Mayor Michael Bloomberg and Chancellor Joel Klein’s emphasis on standardized test scores appears to be working: an analysis of state test scores before and after mayoral control reveals “a broad and steady march upward,” the Times’ Elissa Gootman and Robert Gebeloff report.

The rates of New York City students passing standardized English and math tests have risen at a faster pace than statewide passing rates overall, and Queens and Staten Island have gone from among the lowest-scoring counties in the state to among the best, according to the Times’ report.

The story mentions in passing that the results of the 2007 federal National Association of Educational Progress showed no significant progress among New York City’s eighth-grade students during Mayor Bloomberg’s tenure. Some experts claim that NAEP scores may be a better measure of overall student performance because it’s more difficult to engage in direct test preparation and thus less vulnerable to score inflation.
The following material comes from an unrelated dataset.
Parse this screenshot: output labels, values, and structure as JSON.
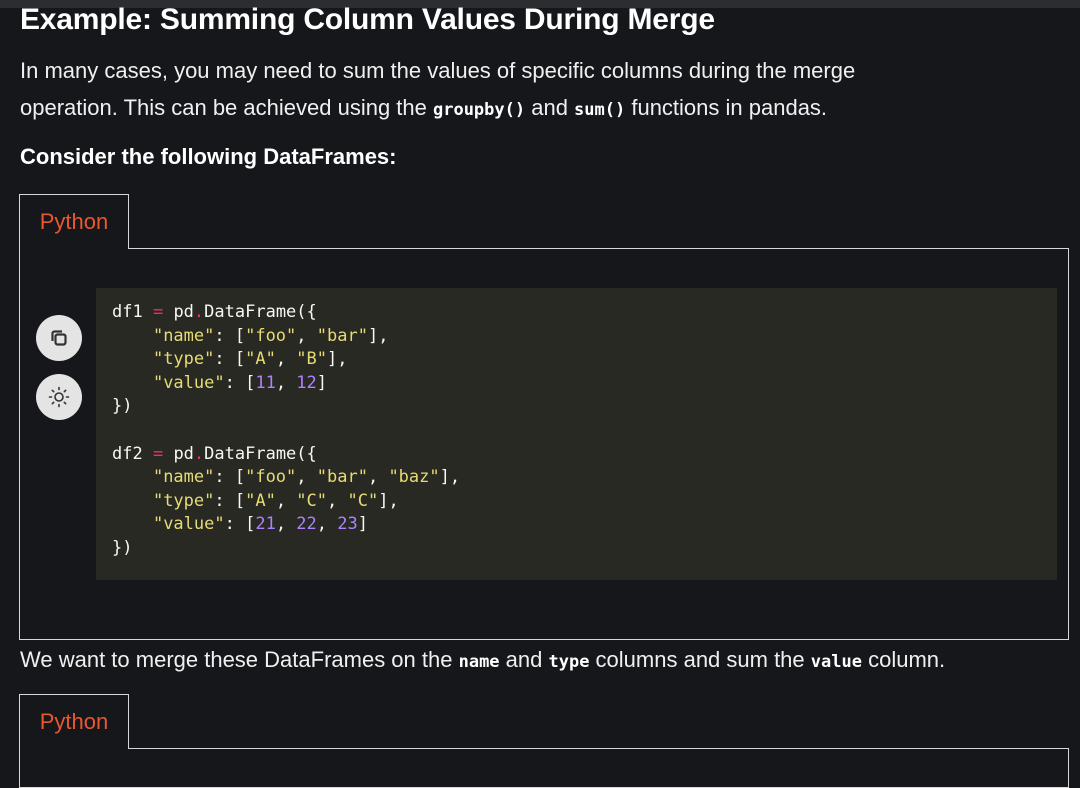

But Klein dismissed those concerns, telling the Times that the state tests are a valid measure of learning:

“You can’t pass the math test if you don’t know how to do algebra, and you can’t pass the English Language Arts test in the fourth grade if you can’t read the paragraph or understand the paragraph,” he said. “If that’s what test prep is about, teaching people to read and understand paragraphs, that’s what I think education is about.”

Some of the story’s data concerning the achievement gap — the gulf that separates test scores of white and Asian students from those of their black and Hispanic classmates — remains controversial. The gap between the rates of students in each demographic group passing state achievement tests has been halved since Bloomberg took office, according to the Times’ analysis of state data. But the gap in actual scores has shrunk only slightly, because all demographic groups have posted gains. Klein responded to the data, saying:

“You don’t want to see achievement gaps narrow because white kids do less well,” he said. “Our job is to get all kids to basic proficiency and then continue to move them forward, and I think we can do that.”

Some have said the administration isn’t moving quickly enough. Aaron Pallas, a professor of sociology and education at Columbia University’s Teachers College, believes that the actual gap in scores remains unacceptably high. And NAEP data suggests that New York state’s achievement gap is barely closing and is equal to the nation’s average achievement gap.